The hotel was in the middle of a city slum. From the sounds, not many people lived here. In fact, this area was probably going to be razed for new construction soon, because I caught glimpses of bulldozers and other such equipment scattered around. Mencheres brought us down about a hundred yards from the hotel. How did he know it was where Patra was? Because the wraiths flew right into it, moving through the walls like they weren’t even there. Neat trick. Sure beat taking the stairs.

 

“You must cut through her people,” he rasped to Bones, gesturing to the building. “I can’t go with you. If I am killed, the wraiths will fade, and they are the only things stopping Patra from fighting against you.”

 

They were sure doing something, I knew that.
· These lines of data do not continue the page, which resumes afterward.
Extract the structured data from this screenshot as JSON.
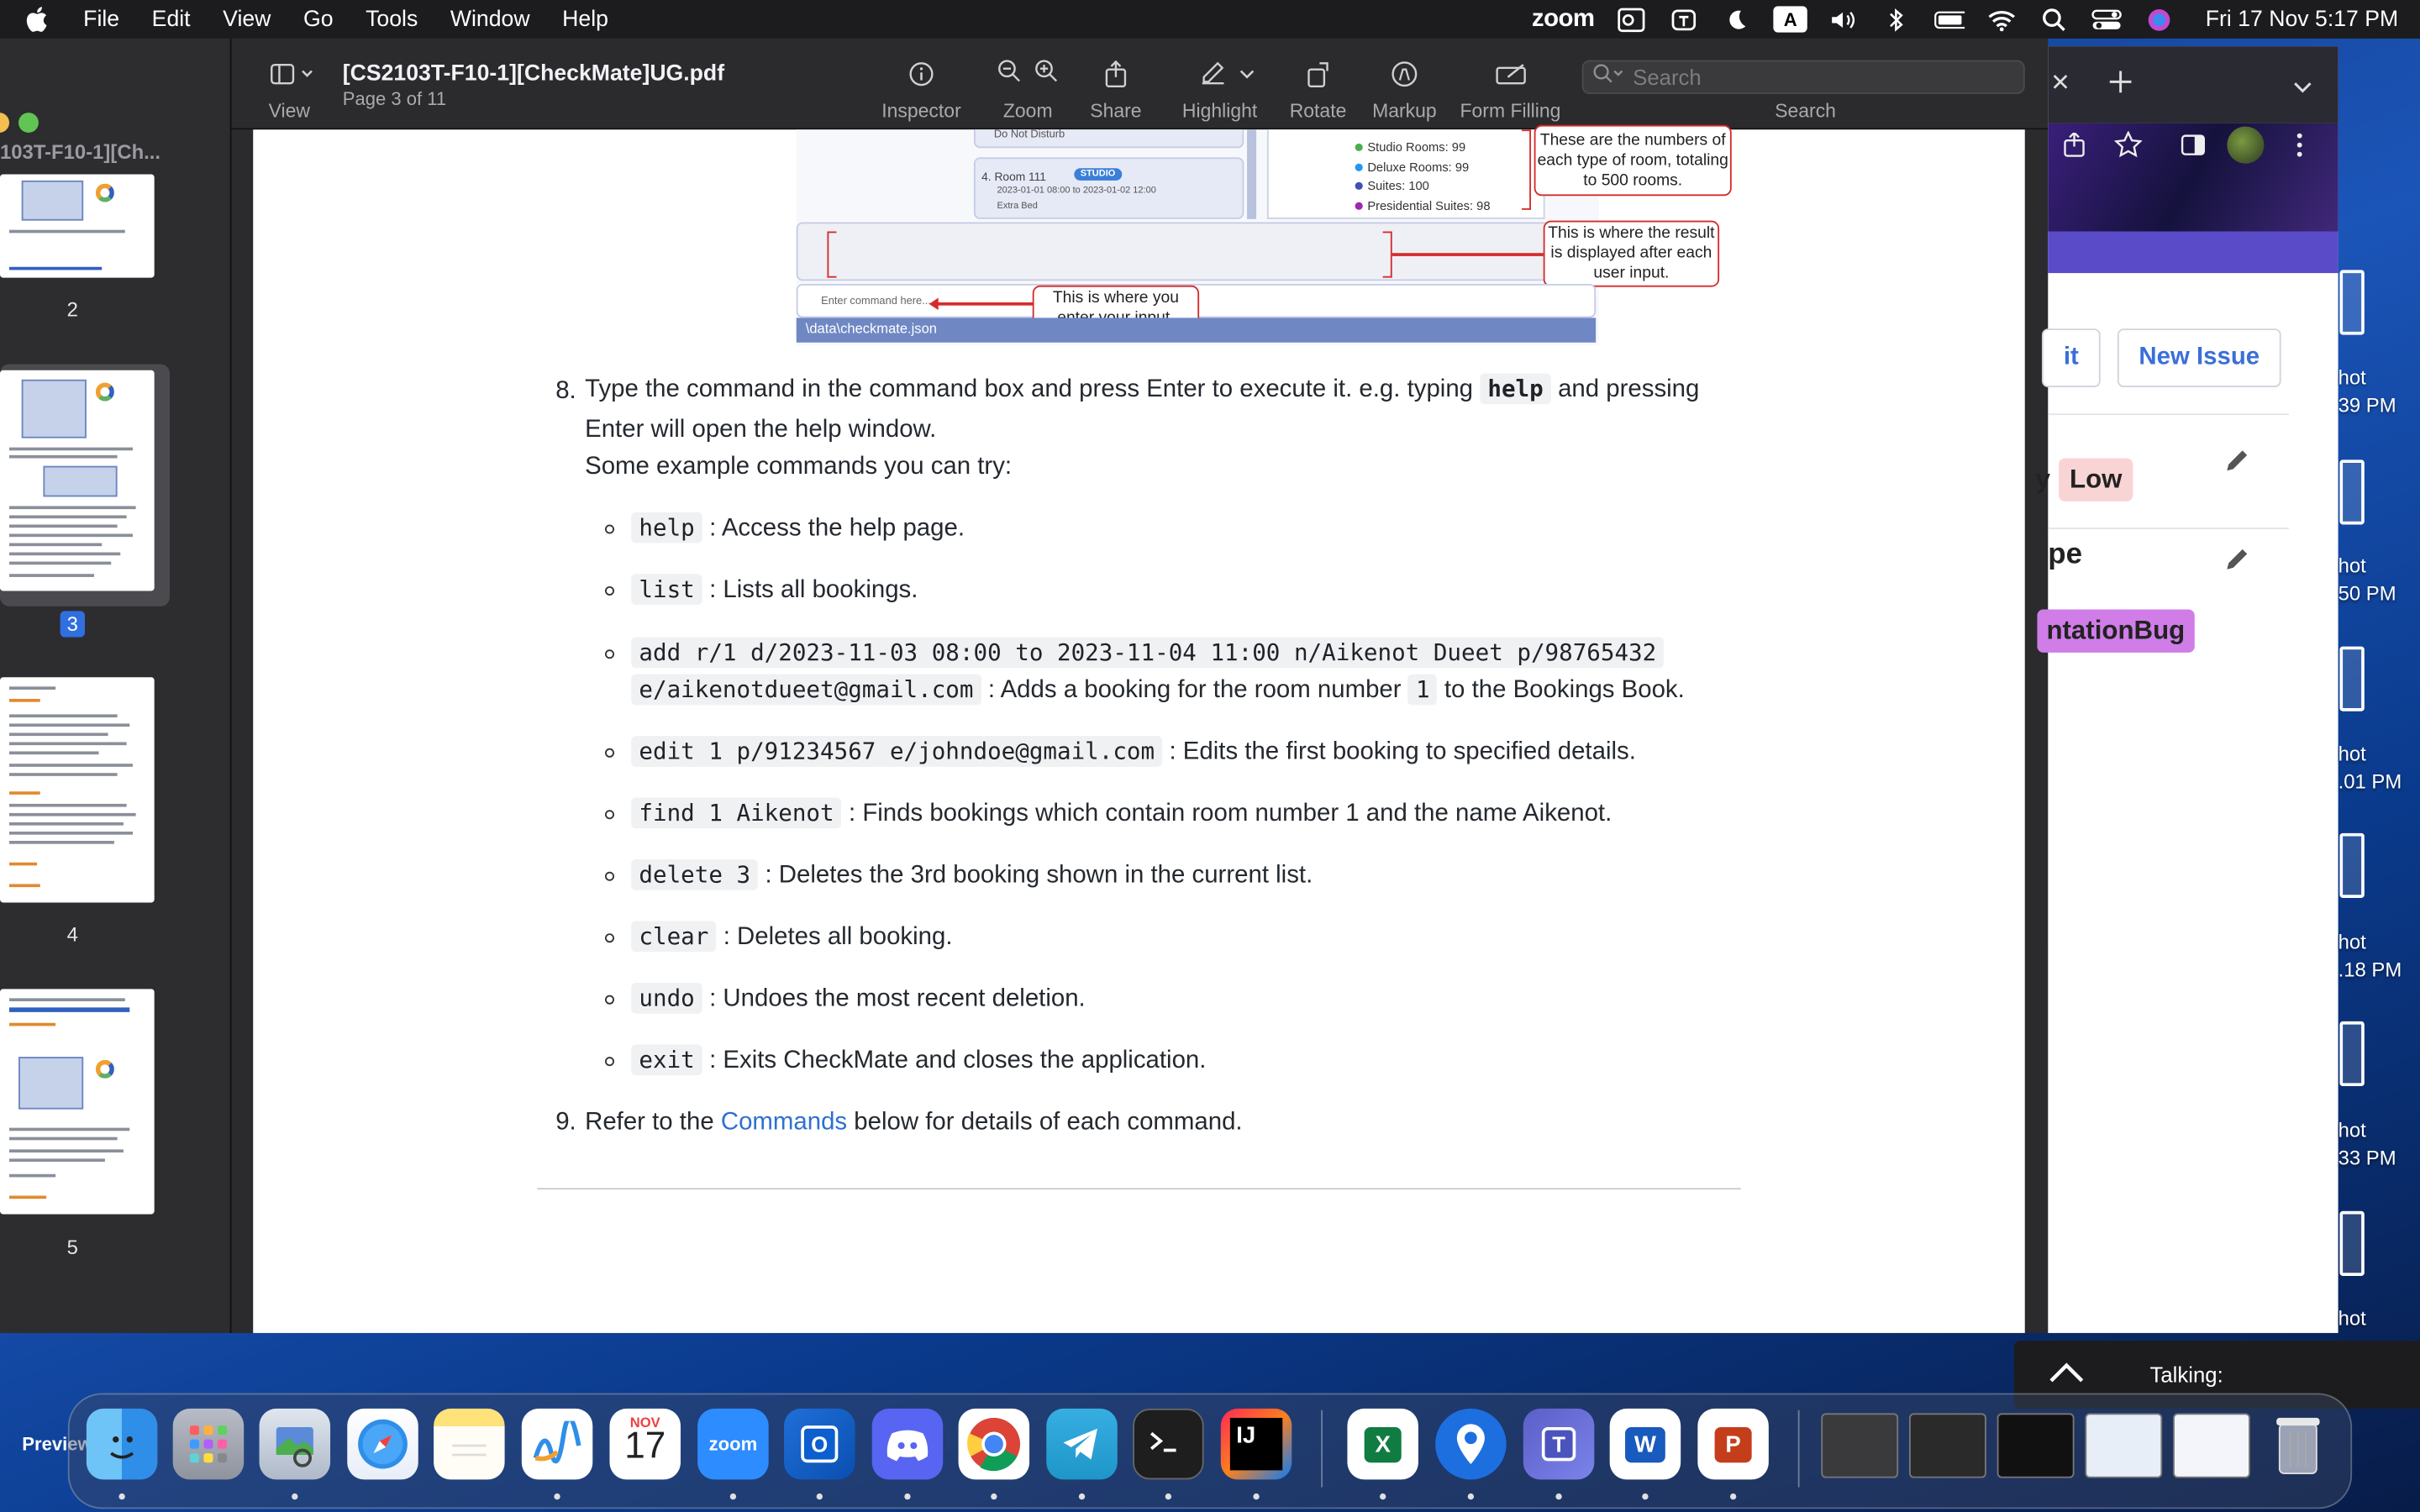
{
  "menubar": {
    "app_name": "Preview",
    "menus": [
      "File",
      "Edit",
      "View",
      "Go",
      "Tools",
      "Window",
      "Help"
    ],
    "status_zoom": "zoom",
    "input_source": "A",
    "clock": "Fri 17 Nov  5:17 PM"
  },
  "sidebar": {
    "title": "103T-F10-1][Ch...",
    "pages": [
      "2",
      "3",
      "4",
      "5"
    ],
    "selected_page": "3"
  },
  "toolbar": {
    "view_label": "View",
    "doc_title": "[CS2103T-F10-1][CheckMate]UG.pdf",
    "doc_subtitle": "Page 3 of 11",
    "inspector_label": "Inspector",
    "zoom_label": "Zoom",
    "share_label": "Share",
    "highlight_label": "Highlight",
    "rotate_label": "Rotate",
    "markup_label": "Markup",
    "form_filling_label": "Form Filling",
    "search_placeholder": "Search",
    "search_label": "Search"
  },
  "figure": {
    "do_not_disturb": "Do Not Disturb",
    "room_card": "4.  Room 111",
    "room_badge": "STUDIO",
    "room_dates": "2023-01-01 08:00 to 2023-01-02 12:00",
    "room_extra": "Extra Bed",
    "stats": [
      "Studio Rooms: 99",
      "Deluxe Rooms: 99",
      "Suites: 100",
      "Presidential Suites: 98"
    ],
    "callout_numbers": "These are the numbers of each type of room, totaling to 500 rooms.",
    "callout_result": "This is where the result is displayed after each user input.",
    "callout_input": "This is where you enter your input.",
    "command_placeholder": "Enter command here...",
    "status_path": "\\data\\checkmate.json"
  },
  "content": {
    "step8_num": "8.",
    "step8_a": "Type the command in the command box and press Enter to execute it. e.g. typing",
    "step8_code": "help",
    "step8_b": "and pressing",
    "step8_c": "Enter will open the help window.",
    "step8_d": "Some example commands you can try:",
    "commands": [
      {
        "code": "help",
        "desc": ": Access the help page."
      },
      {
        "code": "list",
        "desc": ": Lists all bookings."
      },
      {
        "code": "add r/1 d/2023-11-03 08:00 to 2023-11-04 11:00 n/Aikenot Dueet p/98765432",
        "code2": "e/aikenotdueet@gmail.com",
        "desc": ": Adds a booking for the room number",
        "code3": "1",
        "desc2": "to the Bookings Book."
      },
      {
        "code": "edit 1 p/91234567 e/johndoe@gmail.com",
        "desc": ": Edits the first booking to specified details."
      },
      {
        "code": "find 1 Aikenot",
        "desc": ": Finds bookings which contain room number 1 and the name Aikenot."
      },
      {
        "code": "delete 3",
        "desc": ": Deletes the 3rd booking shown in the current list."
      },
      {
        "code": "clear",
        "desc": ": Deletes all booking."
      },
      {
        "code": "undo",
        "desc": ": Undoes the most recent deletion."
      },
      {
        "code": "exit",
        "desc": ": Exits CheckMate and closes the application."
      }
    ],
    "step9_num": "9.",
    "step9_a": "Refer to the",
    "step9_link": "Commands",
    "step9_b": "below for details of each command."
  },
  "browser": {
    "edit_btn_fragment": "it",
    "new_issue": "New Issue",
    "priority_label": "Low",
    "type_fragment": "pe",
    "type_label": "ntationBug",
    "priority_prefix": "y"
  },
  "screenshots": [
    {
      "a": "hot",
      "b": "39 PM"
    },
    {
      "a": "hot",
      "b": "50 PM"
    },
    {
      "a": "hot",
      "b": ".01 PM"
    },
    {
      "a": "hot",
      "b": ".18 PM"
    },
    {
      "a": "hot",
      "b": "33 PM"
    },
    {
      "a": "hot",
      "b": ""
    }
  ],
  "talking": "Talking:",
  "dock": {
    "calendar_month": "NOV",
    "calendar_day": "17",
    "zoom": "zoom",
    "intellij": "IJ",
    "excel": "X",
    "word": "W",
    "powerpoint": "P",
    "outlook": "O"
  },
  "colors": {
    "accent": "#2f6fe0",
    "callout_red": "#d52b2b",
    "link": "#2f6fd0"
  }
}
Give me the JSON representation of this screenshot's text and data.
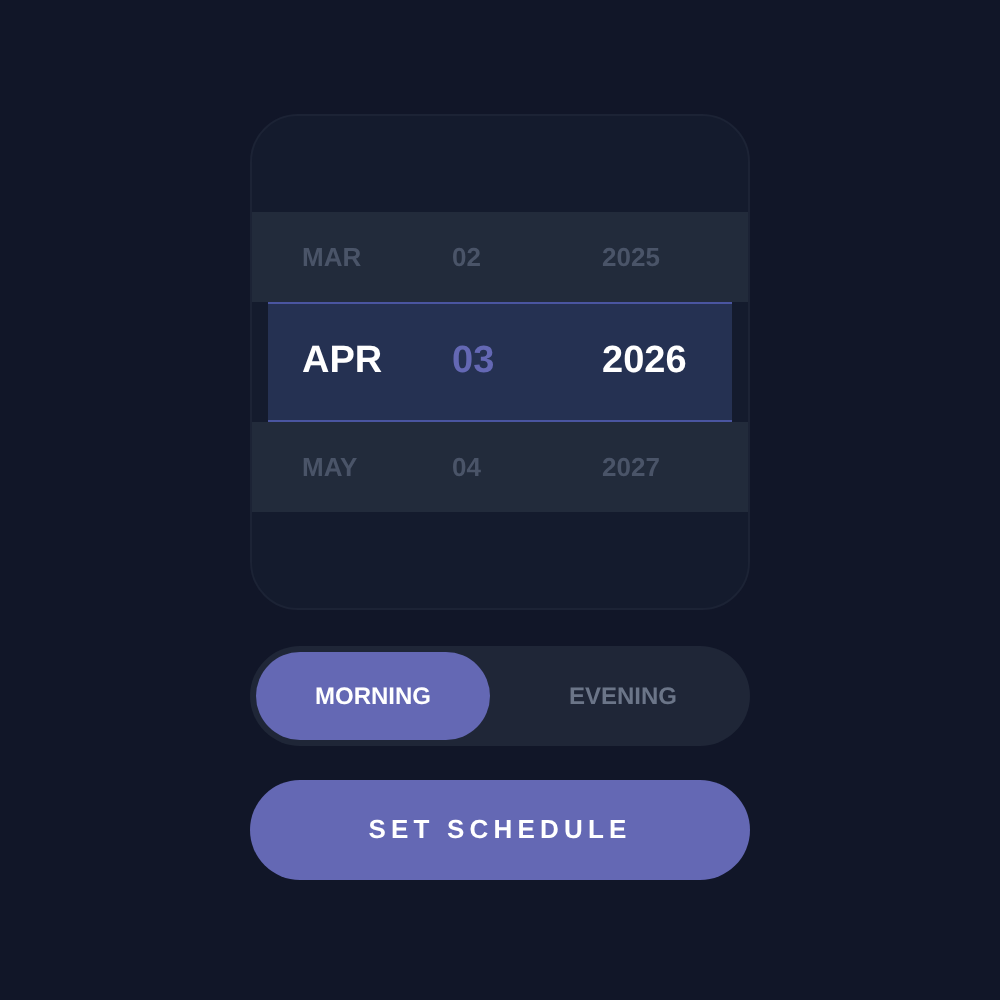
{
  "date_picker": {
    "rows": [
      {
        "month": "MAR",
        "day": "02",
        "year": "2025",
        "selected": false
      },
      {
        "month": "APR",
        "day": "03",
        "year": "2026",
        "selected": true
      },
      {
        "month": "MAY",
        "day": "04",
        "year": "2027",
        "selected": false
      }
    ]
  },
  "time_of_day": [
    {
      "label": "MORNING",
      "selected": true
    },
    {
      "label": "EVENING",
      "selected": false
    }
  ],
  "button": {
    "label": "SET SCHEDULE"
  }
}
Moments after they’d disappeared into the hotel, there were the most horrible ear-splitting screams.

 

“Why don’t you just kill her yourself?” I blurted. “If you can raise vengeful spirits and levitate two dozen people almost eighty miles, she should be a piece of cake.”

 

Mencheres seemed to fall onto the sidewalk. “I can’t,” he whispered. “Even now, I can’t.”

 

A brief surge of pity filled me before I squelched it. He might still love Patra, but she didn’t return the sentiment, and we’d all be dead unless that woman was in the ground.

 

Bones gave him a cold, quick glance. “I’ll keep my promise. We’ll get you when it’s over. Juan, Dave, you stay with him. Make sure no one comes near.”

 

Juan started to protest being left behind, but a warning glare cut him off. Then Bones cracked his knuckles and faced the hotel.

 

“All right, mates. Let’s end this.”

 

Patra might have had several guards around the perimeter of the hotel. She might have had some in windows, on the roof, in the basement, and manning the entrance. But if nothing else, having twenty-three pissed-off wraiths suddenly swarm the hotel made for a hell of a distraction. In addition to Patra’s ceaseless screaming—what were they doing to her?—there were the scrambling sounds of multiple people running up the stairs, new shouts, an eruption of gunfire, and several odd popping noises. I cast a look at Bones and thought, Huh? The rage-wrought specters weren’t even solid, what could they be doing that would make it sound like World War Three in there?